De behandelingsmodaliteiten voor maaglipomen zijn parallel met de vooruitgang in endoscopische en beeldvormingstechnieken veranderd. De keuze van behandeling voor maaglipomen is nog steeds controversieel. Er is gerapporteerd dat verschillende chirurgische en endoscopische procedures zijn gebruikt bij de behandeling van submucosale lipomen, maar een nauwkeuriger diagnose preoperatief maakt de vervanging mogelijk van eerder gebruikte resectiemethoden door beperkte procedures zoals tumor enucleatie, gedeeltelijke resectie of andere endoscopische en minimaal invasieve procedures. Hoewel er geen maligne transformaties van een maaglipoom bestaan, zijn er wel toevallige gescheiden maligne laesies gerapporteerd. Zoals besproken door Yamamoto et al in 2004, kunnen submucosale lipomen die zich tot in het maaglumen hebben uitgebreid, herhaalde erosies of lokale ontsteking van het maagepitheel uitlokken, waarvan wordt verondersteld dat ze maagkanker kunnen bevorderen. Daarom is een volledige diagnostische evaluatie vóór de behandeling noodzakelijk. Bij onze patiënt werd bij de preoperatieve evaluatie geen morfologische of histologische pathologie van het maagepitheel gevonden. Aangezien zijn lipoom symptomatisch was en de plaats ervan in de maagwand niet preoperatief was vastgesteld, werd de patiënt behandeld met een open laparotomie. Intraoperatief werd een subserosaal lipoom gevonden en geënucleeerd via een incisie van het maagserosa. Om de onderliggende bijkomende pathologie uit te sluiten, werden exploratieve gastrotomie en randresectie van de maagwand uitgevoerd.

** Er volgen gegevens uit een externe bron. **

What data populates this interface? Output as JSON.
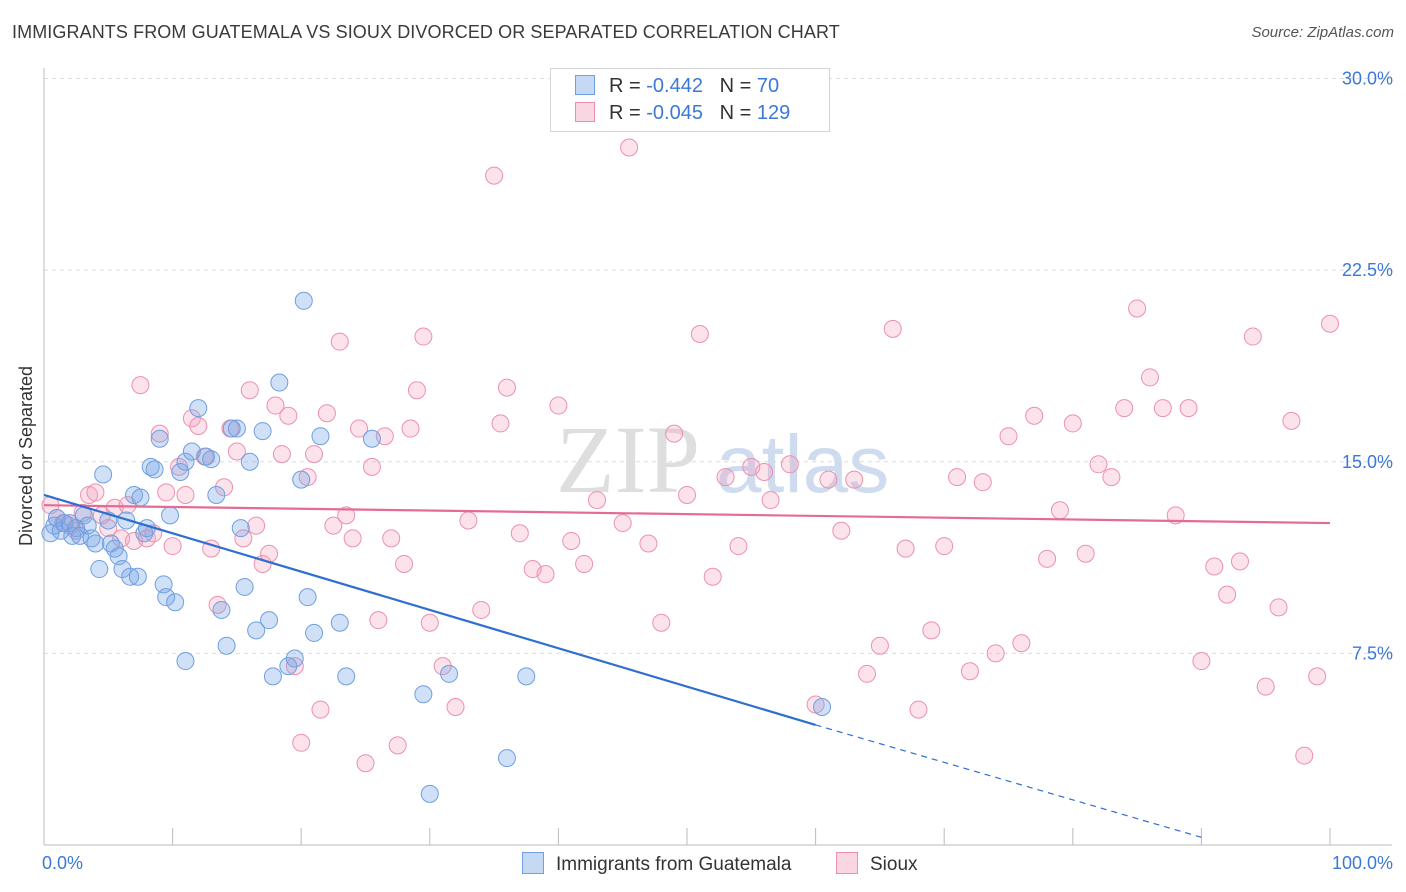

Samenvattend melden wij hier een zeer zeldzaam geval van subserosaal symptomatisch maaglipoom dat met succes werd behandeld met enucleatie. Subserosaal maaglipoom, hoewel uiterst zeldzaam, kan de oorzaak zijn van buikpijn en dyspeptische aandoeningen die chirurgische behandeling vereisen. Een nauwkeurige diagnose van het maagslipoom, die kan worden gesteld met een combinatie van endoscopische en beeldvormende diagnostische technieken, is een zeer nuttige voorwaarde voor het kiezen van de juiste, minder verminkende behandelingsprocedures.